Звуки разносятся по трубе коридора, отражаются от стен и, вместо того чтобы погаснуть, становятся лишь громче.
– Вот здесь, – Ижицын остановился перед массивной дверью. – Мне хотелось бы показать вам это… прошу. Прежде здесь была спальня графини. Второй графини, – уточнил он.
Василиса
Свет, очень много света, розовый перламутр, полупрозрачное полуденное золото, которое гладит обитые бледно-голубым атласом стены, запутавшись в тяжелых складках портьер, стекает на пол, вырисовывая каждую половицу.
– Вы пройдите. Пожалуйста. – Евгений остался за порогом и, опершись на дверной косяк, сложил руки на груди. Не улыбается, смотрит так, выжидающе.
Комната большая. Просто огромная. Или это лишь кажется? Ковер на полу, мягкий, с длинным ворсом. Кровать… резные столбики и балдахин, с которого свисают крученые шнуры и толстые кисти… подушки горкой… низкий столик у окна. На столике массивный хрустальный флакон, раскрытая книга, шкатулка, веер, который пахнет пылью.
Зеркало. Мое полустертое отражение в нем плывет, и как-то стыдно становится, будто в чужую жизнь без спросу влезла.
Отворачиваюсь.
На стене картина. Я сразу ее узнала. Конечно, это же моя картина, не та, из купленных Ижицыным, а ранняя, из самых первых, из тех, которые я наивно считала талантливыми. Ошибалась.
Вот ведь странность, а я, оказывается, помню… и фон этот, изменяющийся от темного горького шоколада до нежно-сливочного, мягкие цвета, переходящие друг в друга. Вот там удачно получилось. А тут переделать бы, резковато, похоже на рисунок дерева на паркете. Ангел вышел чересчур уж ярким, его бы сделать немного более нежным, таким, как есть на самом деле…
– Узнали? – Ижицын стоит за спиной. Когда подошел?
– Узнала.
Все же переписать бы наново.
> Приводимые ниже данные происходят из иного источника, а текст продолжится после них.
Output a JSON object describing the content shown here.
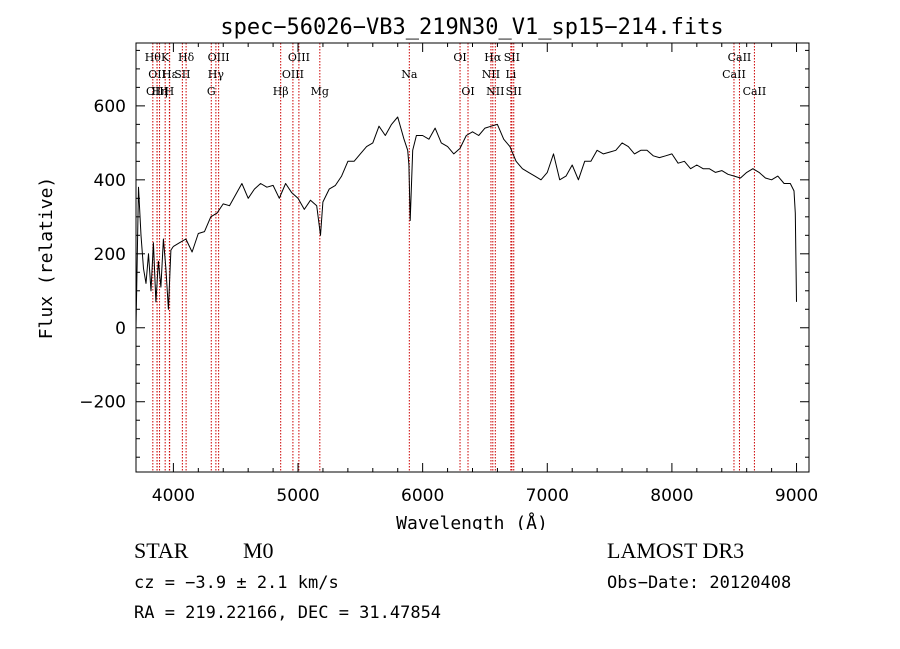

И фон другой… я почти знаю, какой именно, черно-лиловый, неверный, чуть разбавленный робкими звездами свечей, и серебро старинного канделябра, мятая салфетка… нет, лучше веер, белый веер и сердоликовый ангел.
– У меня не было фотографий или рисунков, только описание. – Ижицын оборвал мои размышления. – Однако описание довольно подробное. И представьте мое удивление, когда однажды, будучи приглашен в гости, я увидел эту картину.
– Неужели?
Надо же, ее кто-то купил… или Костик сделал кому-то подарок, а картину не засунули в шкаф, не убрали с глаз долой. Не знаю тех людей, к кому она попала, но они мне заочно симпатичны.
– Мое любопытство относительно данной вещи приписали тому факту, что автор ее к настоящему времени довольно известен. Картина, которую относят к раннему периоду творчества, обошлась в круглую сумму. Но предполагаю, в скором времени ценность ее возрастет… Скандалы весьма способствуют росту цен.
Известен? Популярен? Автор? Я ничего не понимаю!
Хотя нет, понимаю. И Ижицын понимает, взгляд у него не насмешливый – сочувствующий. А мне не нужно сочувствие, и правда его не нужна, гнильем попахивает, пылью, глупостью моей. Наивностью.
Сказочная дура.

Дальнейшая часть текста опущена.